The difference between the highest and lowest observation could also be characterized as the range. The range of the observation is the term that is used to describe the outcome. In statistics, the range denotes the dispersion of observations.
The difference between the largest value and the smallest values in a set of data is known as the range in statistics. The difference here is that the range of a collection of data is calculated by subtracting the sample maximum and minimum value.
DISPERSION: –
Dispersion is the state of being dispersed or spread out. The extent to which numerical data is likely to vary around an average value is referred to as statistical dispersion. In other words, dispersion aids in the comprehension of data distribution.
Measure of dispersion: –
Measures of dispersion are used in statistics to interpret data variability, i.e. to determine how homogeneous or heterogeneous the data is.

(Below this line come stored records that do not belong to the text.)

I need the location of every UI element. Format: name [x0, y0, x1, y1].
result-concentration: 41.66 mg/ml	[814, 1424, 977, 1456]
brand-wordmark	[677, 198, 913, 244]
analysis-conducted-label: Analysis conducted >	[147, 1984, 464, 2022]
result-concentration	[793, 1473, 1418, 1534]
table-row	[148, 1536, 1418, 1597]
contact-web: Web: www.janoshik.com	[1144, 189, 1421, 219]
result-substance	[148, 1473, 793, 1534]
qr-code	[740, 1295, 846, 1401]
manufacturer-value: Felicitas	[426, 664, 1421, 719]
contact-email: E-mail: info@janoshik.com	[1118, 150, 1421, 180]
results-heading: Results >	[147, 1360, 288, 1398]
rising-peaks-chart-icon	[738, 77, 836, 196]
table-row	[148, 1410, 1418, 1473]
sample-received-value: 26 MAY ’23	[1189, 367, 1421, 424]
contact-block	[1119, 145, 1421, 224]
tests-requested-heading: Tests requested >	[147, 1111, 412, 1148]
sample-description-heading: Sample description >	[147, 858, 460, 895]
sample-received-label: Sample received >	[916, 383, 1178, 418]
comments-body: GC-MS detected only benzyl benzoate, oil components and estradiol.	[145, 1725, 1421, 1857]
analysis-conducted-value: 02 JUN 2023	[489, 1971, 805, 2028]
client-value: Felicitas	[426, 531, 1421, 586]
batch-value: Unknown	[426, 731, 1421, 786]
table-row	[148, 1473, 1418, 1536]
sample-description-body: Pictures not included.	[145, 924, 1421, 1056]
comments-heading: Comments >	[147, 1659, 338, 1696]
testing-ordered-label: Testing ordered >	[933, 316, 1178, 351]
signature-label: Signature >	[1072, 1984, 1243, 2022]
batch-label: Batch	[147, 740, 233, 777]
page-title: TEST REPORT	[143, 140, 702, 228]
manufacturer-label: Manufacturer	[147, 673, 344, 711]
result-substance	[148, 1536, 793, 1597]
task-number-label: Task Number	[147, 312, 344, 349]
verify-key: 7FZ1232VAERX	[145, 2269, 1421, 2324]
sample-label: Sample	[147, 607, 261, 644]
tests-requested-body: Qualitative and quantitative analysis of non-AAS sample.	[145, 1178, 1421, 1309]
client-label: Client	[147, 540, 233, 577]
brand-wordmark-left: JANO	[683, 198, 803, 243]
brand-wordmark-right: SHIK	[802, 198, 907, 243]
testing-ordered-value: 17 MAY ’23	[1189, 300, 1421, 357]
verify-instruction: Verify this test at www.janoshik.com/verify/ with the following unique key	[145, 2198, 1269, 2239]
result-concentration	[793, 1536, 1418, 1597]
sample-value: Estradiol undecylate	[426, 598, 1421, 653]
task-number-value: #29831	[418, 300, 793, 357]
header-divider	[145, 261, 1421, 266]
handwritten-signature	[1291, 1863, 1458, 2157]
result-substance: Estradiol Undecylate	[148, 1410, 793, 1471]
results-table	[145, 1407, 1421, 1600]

In simple words, it indicates whether the variable is squeezed or distributed.
Generally, there are two methods by which we can measure the dispersion of the data i.e.
- The Absolute measure of dispersion
- The relative measure of dispersion
Absolute measure of dispersion: –
An absolute measure of dispersion consists of the same unit as the original data set is used in an absolute measure of dispersion. The absolute dispersion approach expresses changes as the average of observed deviations, such as standard or mean deviations. It includes terms such as range, standard deviation, and quartile deviation, among others.
Some of the types of absolute measure of dispersion are: –
- Range: – The difference between the highest and lowest observation could also be characterized as the range. The range of the observation is the term that is used to describe the outcome.
- Variance: – The variance is calculated by subtracting the mean from each data point in the set, then squaring and adding each square, and lastly dividing them by the total number of the values in the data set.
- Standard deviation: – the square root of the variance is known as standard deviation.
- Mean and mean deviation: – The mean is the arithmetic mean of the absolute deviations of the observations from a measure of central tendency, and the mean deviation is the arithmetic mean of the absolute deviations of the data from a measure of central tendency (also called mean absolute deviation).
Relative measure of dispersion
When comparing the distribution of two or more data sets, relative measures of dispersion are used. This metric compares values without the use of units. The following are some examples of common relative dispersion methods:
- Coefficient of Range
- Coefficient of Variation
- Coefficient of Standard Deviation
- Coefficient of Quartile Deviation
- Coefficient of Mean Deviation
Range of data
The range of the data in statistics is the range from the lowest to the highest value in the distribution. It’s a common statistic for determining variability. Measures of variability, like measures of central tendency, provide descriptive statistics for describing the data collection. The range is calculated by subtracting the lowest from the highest value. In a distribution, a large range suggests high variability, while a short range indicates low variability.
Measure of range
There are only two steps by which we can measure the range of any data or observation i.e.
- From low to high, sort all of the values in the given data set.
Write down all of the figures you’d like to calculate from your data set. After you’ve gathered all of your numbers, sort them from lowest to highest. This gives you a better idea of how your values differ from one another and makes finding the lowest and greatest numbers in your collection easier.
- Now subtracting the lowest value from highest value
We can readily find the lowest and largest numbers in the equation now that our numbers are in ascending order. These two values are the most significant parts of the formula because they help us understand how the numbers in the data set differ.
And then we get the range of the data.
Range = Highest Value – Lowest Value
Or, Range = Highest observation – Lowest observation
CONCLUSION: –
When you have a distribution with no extreme values, the range is an excellent indicator of variability. When used with measurements of central tendency, the range can reveal the distribution’s spread. When the data collection contains outliers, though, the range can be deceiving. A single outlier in the data will result in a completely different range. The formula for a range is the dataset’s largest value minus the dataset’s smallest value, which gives statisticians a clearer idea of how diverse the data set is.